Set Up Environment for Twilio Media Streams
- Ensure you have Node.js installed. Use the latest stable version for best compatibility with Twilio's APIs.
- Install the Twilio Node.js SDK by running the command in your project directory:
npm install twilio
Configure Your Twilio Client
- Import the Twilio module and initialize the client with your Account SID and Auth Token.
const twilio = require('twilio');
const client = new twilio('YOUR_ACCOUNT_SID', 'YOUR_AUTH_TOKEN');
Set Up WebSocket Server
- Prepare a WebSocket server to handle incoming media streams. You’ll need an HTTP server and a WebSocket server.
- Use the 'ws' library for WebSocket communication.
const WebSocket = require('ws');
const http = require('http');
const server = http.createServer();
const wss = new WebSocket.Server({ server });
wss.on('connection', (ws) => {
console.log('New WebSocket connection established');
ws.on('message', (message) => {
console.log(`Received message: ${message}`);
// Transcription logic goes here
});
ws.on('close', () => {
console.log('WebSocket connection closed');
});
});
server.listen(8080, () => {
console.log('Listening on port 8080');
});
Integrate Twilio Media Streams with WebSocket
- Configure your Twilio Voice response to stream the media to your WebSocket server.

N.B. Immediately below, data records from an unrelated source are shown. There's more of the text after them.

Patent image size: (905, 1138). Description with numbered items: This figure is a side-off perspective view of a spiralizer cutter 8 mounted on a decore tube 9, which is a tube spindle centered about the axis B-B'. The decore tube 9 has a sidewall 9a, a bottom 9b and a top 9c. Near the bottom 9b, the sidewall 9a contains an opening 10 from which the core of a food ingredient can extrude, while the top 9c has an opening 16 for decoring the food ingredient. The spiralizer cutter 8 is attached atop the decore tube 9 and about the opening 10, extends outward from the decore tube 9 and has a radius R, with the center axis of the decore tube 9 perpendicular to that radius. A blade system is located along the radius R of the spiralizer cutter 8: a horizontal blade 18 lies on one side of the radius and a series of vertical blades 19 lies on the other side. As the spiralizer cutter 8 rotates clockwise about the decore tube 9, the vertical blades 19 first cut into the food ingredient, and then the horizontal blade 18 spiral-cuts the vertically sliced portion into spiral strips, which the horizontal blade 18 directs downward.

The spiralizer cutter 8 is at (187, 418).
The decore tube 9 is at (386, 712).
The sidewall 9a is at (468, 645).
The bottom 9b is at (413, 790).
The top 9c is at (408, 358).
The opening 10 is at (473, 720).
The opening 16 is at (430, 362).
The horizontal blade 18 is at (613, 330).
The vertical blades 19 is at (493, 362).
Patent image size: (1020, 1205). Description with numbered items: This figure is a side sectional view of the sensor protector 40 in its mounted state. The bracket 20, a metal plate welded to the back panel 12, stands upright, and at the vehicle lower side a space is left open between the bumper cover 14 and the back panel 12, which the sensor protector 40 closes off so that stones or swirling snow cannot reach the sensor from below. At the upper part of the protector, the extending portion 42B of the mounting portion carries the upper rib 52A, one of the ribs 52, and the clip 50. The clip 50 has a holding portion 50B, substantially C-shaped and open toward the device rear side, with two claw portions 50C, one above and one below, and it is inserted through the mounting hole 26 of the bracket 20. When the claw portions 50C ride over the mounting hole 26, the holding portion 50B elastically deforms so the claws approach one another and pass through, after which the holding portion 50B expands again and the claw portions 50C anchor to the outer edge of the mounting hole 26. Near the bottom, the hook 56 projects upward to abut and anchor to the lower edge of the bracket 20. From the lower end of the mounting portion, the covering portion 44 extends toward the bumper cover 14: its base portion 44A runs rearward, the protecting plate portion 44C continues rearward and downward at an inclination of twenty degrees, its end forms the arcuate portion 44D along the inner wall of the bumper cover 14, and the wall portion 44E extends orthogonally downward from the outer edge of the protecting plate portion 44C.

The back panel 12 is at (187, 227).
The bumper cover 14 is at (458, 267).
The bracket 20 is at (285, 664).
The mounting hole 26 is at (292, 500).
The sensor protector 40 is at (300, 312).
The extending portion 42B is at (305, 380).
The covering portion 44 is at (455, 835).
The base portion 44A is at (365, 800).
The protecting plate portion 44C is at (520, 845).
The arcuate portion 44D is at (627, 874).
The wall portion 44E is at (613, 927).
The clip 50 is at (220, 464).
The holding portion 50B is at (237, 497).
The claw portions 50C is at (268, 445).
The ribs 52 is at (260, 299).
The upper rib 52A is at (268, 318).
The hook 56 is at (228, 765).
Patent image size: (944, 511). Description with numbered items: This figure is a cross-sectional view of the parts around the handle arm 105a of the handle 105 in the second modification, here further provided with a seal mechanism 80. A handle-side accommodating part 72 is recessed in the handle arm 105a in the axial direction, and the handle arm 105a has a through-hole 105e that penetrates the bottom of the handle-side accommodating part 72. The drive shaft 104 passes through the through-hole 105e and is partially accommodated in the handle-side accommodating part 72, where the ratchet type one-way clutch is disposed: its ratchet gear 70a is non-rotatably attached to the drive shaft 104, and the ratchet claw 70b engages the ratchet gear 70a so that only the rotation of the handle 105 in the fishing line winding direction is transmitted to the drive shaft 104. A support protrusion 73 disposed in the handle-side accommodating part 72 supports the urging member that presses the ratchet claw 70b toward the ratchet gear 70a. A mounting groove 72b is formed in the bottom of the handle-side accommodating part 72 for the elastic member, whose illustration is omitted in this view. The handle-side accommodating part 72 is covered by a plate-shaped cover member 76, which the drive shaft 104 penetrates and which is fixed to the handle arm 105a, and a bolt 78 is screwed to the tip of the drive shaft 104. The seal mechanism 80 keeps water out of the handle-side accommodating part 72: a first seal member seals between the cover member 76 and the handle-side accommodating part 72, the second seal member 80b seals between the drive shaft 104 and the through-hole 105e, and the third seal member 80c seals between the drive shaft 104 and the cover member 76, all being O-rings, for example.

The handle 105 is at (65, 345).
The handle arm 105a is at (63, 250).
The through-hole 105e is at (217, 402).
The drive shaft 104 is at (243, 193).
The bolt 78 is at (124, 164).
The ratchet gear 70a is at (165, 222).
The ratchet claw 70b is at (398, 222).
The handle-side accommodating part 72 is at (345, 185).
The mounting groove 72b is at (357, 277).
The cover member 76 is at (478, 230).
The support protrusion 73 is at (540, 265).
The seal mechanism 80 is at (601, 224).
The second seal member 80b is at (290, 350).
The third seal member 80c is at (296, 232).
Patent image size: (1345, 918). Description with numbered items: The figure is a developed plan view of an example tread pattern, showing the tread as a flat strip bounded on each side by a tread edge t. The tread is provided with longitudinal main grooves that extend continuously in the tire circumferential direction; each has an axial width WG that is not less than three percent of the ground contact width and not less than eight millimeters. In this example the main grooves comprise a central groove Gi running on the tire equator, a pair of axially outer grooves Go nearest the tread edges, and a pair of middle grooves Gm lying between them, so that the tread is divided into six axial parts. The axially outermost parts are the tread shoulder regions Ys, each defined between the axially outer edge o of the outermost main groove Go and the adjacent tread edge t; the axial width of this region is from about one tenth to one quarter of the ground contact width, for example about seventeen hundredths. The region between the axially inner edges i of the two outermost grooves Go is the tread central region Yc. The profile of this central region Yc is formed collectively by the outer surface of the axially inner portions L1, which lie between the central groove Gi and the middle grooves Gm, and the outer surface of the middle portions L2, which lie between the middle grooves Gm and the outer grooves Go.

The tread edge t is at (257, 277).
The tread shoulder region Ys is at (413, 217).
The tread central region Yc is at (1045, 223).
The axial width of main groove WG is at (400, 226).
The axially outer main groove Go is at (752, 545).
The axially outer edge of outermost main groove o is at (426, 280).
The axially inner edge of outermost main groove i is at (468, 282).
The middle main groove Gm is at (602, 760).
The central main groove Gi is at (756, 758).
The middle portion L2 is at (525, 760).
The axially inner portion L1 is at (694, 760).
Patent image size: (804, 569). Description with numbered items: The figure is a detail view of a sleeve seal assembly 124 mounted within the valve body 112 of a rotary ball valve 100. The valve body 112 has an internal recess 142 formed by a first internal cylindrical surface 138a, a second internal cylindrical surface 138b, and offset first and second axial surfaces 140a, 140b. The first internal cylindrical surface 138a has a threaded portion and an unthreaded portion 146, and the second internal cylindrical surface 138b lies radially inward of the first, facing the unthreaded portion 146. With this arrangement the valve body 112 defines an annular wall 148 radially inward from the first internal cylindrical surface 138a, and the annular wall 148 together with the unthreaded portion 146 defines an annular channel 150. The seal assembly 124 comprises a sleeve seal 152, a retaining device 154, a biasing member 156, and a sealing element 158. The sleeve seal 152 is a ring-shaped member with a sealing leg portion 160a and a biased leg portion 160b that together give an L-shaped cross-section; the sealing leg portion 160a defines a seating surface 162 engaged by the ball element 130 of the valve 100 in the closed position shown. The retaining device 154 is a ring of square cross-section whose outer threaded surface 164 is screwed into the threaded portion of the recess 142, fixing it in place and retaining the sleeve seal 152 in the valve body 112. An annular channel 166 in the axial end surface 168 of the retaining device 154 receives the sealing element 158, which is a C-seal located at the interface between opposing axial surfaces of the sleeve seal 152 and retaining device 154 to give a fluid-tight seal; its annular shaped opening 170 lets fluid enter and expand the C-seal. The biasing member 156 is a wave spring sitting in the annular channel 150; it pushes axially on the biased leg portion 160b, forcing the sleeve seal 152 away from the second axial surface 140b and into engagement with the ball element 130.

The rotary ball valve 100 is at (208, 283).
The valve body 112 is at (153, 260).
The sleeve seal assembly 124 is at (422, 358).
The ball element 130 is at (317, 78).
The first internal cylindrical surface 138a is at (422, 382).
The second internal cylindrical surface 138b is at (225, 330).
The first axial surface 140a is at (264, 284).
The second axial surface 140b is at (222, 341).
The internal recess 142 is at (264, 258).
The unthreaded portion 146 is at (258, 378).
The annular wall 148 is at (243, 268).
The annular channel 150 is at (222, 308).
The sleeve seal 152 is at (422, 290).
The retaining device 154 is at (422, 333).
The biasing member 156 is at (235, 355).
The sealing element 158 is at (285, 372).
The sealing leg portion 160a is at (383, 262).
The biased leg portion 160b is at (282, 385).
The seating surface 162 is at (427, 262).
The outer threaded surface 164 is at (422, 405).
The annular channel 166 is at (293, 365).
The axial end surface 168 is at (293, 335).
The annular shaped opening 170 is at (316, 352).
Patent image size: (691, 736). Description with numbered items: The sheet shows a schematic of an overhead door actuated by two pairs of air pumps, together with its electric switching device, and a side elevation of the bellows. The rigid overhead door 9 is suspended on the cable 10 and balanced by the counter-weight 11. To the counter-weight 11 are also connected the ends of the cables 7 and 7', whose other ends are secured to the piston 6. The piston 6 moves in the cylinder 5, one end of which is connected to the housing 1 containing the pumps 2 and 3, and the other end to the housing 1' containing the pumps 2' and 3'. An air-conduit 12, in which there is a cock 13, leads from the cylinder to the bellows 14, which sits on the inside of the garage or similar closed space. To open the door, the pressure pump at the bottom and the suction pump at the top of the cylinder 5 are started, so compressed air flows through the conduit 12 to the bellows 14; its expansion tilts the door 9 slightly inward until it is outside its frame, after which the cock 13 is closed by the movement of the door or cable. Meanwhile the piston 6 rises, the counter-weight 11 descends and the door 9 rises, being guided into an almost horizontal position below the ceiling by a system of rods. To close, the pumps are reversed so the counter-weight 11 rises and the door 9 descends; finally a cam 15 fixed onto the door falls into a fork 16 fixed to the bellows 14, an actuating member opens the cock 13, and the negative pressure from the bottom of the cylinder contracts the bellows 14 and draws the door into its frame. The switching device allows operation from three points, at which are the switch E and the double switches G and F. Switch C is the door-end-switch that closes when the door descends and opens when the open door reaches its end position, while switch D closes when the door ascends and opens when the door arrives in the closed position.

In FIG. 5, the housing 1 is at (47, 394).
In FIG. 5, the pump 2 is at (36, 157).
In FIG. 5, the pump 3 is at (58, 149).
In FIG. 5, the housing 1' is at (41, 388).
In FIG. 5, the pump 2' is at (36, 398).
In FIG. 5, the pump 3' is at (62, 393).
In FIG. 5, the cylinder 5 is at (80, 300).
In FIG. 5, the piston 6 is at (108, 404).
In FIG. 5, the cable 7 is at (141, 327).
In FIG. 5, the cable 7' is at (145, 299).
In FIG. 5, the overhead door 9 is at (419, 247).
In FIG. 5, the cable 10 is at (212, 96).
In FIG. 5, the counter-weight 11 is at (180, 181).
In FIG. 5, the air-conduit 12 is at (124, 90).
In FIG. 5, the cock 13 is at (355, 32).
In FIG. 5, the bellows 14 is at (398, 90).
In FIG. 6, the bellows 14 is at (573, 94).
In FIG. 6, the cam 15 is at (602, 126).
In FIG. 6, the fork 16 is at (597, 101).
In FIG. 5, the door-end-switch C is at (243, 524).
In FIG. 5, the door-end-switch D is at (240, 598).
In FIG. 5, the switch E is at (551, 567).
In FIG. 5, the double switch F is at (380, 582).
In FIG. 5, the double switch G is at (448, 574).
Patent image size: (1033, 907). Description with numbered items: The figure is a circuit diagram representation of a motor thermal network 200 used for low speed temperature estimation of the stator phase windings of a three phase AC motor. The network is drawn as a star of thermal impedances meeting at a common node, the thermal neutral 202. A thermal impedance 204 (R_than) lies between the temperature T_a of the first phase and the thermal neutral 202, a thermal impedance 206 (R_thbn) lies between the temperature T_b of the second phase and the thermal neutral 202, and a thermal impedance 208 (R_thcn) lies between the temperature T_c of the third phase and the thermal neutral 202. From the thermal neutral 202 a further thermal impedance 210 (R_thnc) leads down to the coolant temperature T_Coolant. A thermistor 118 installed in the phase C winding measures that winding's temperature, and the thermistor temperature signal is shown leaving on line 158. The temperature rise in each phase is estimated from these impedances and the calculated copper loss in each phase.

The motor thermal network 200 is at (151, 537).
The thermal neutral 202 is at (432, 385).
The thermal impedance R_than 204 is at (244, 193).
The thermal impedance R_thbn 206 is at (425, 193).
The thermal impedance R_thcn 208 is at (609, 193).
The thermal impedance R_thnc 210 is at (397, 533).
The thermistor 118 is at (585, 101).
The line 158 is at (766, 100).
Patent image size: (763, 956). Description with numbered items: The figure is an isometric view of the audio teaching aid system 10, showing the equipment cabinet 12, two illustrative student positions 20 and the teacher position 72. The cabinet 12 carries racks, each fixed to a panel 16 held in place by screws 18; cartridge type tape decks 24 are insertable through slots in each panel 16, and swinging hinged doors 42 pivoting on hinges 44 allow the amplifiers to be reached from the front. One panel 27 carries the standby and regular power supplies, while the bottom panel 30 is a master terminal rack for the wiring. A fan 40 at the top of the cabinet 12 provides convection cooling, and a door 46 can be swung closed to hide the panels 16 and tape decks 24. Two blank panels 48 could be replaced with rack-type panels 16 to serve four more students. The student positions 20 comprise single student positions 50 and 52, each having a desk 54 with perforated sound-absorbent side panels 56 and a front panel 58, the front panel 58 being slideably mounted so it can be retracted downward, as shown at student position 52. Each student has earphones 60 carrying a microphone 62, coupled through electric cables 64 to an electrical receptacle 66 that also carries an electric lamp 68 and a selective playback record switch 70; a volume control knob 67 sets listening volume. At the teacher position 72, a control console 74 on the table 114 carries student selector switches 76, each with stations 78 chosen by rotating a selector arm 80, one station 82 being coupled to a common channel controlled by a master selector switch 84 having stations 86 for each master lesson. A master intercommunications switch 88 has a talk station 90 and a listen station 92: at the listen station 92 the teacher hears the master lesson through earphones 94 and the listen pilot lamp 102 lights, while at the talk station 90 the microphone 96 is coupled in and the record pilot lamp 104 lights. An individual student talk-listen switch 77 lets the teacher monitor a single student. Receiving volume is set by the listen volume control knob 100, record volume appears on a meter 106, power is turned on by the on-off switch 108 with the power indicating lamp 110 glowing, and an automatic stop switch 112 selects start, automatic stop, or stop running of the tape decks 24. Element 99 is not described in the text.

const express = require('express');
const VoiceResponse = twilio.twiml.VoiceResponse;
const app = express();
app.post('/twilio-media-stream', (req, res) => {
const response = new VoiceResponse();
const connect = response.connect();
connect.stream({
url: 'wss://your-ngrok-url/ws'
});
res.type('text/xml');
res.send(response.toString());
});
app.listen(3000, () => {
console.log('Express server listening on port 3000');
});
Utilize Ngrok for Local Testing
- Use Ngrok to expose your local server to the internet and test the WebSocket connection with Twilio.
- Start Ngrok by running the following command:
ngrok http 3000
Handle Incoming Audio and Transcription
- Process audio data received over WebSocket and integrate with a transcription service like Google’s Speech-to-Text API.
const speech = require('@google-cloud/speech');
const client = new speech.SpeechClient();
async function transcribeAudio(message) {
const request = {
audio: {
content: message
},
config: {
encoding: 'MULAW',
sampleRateHertz: 8000,
languageCode: 'en-US'
}
};
const [response] = await client.recognize(request);
const transcription = response.results
.map(result => result.alternatives[0].transcript)
.join('\n');
console.log(`Transcription: ${transcription}`);
}
wss.on('connection', (ws) => {
ws.on('message', async (message) => {
await transcribeAudio(message);
});
});
Final Testing
- After setting everything up, make a test call to your Twilio number and ensure that audio is streamed through your WebSocket and transcribed appropriately.
- Debug any issues that arise during the process, ensuring all WebSocket messages are being received and processed correctly.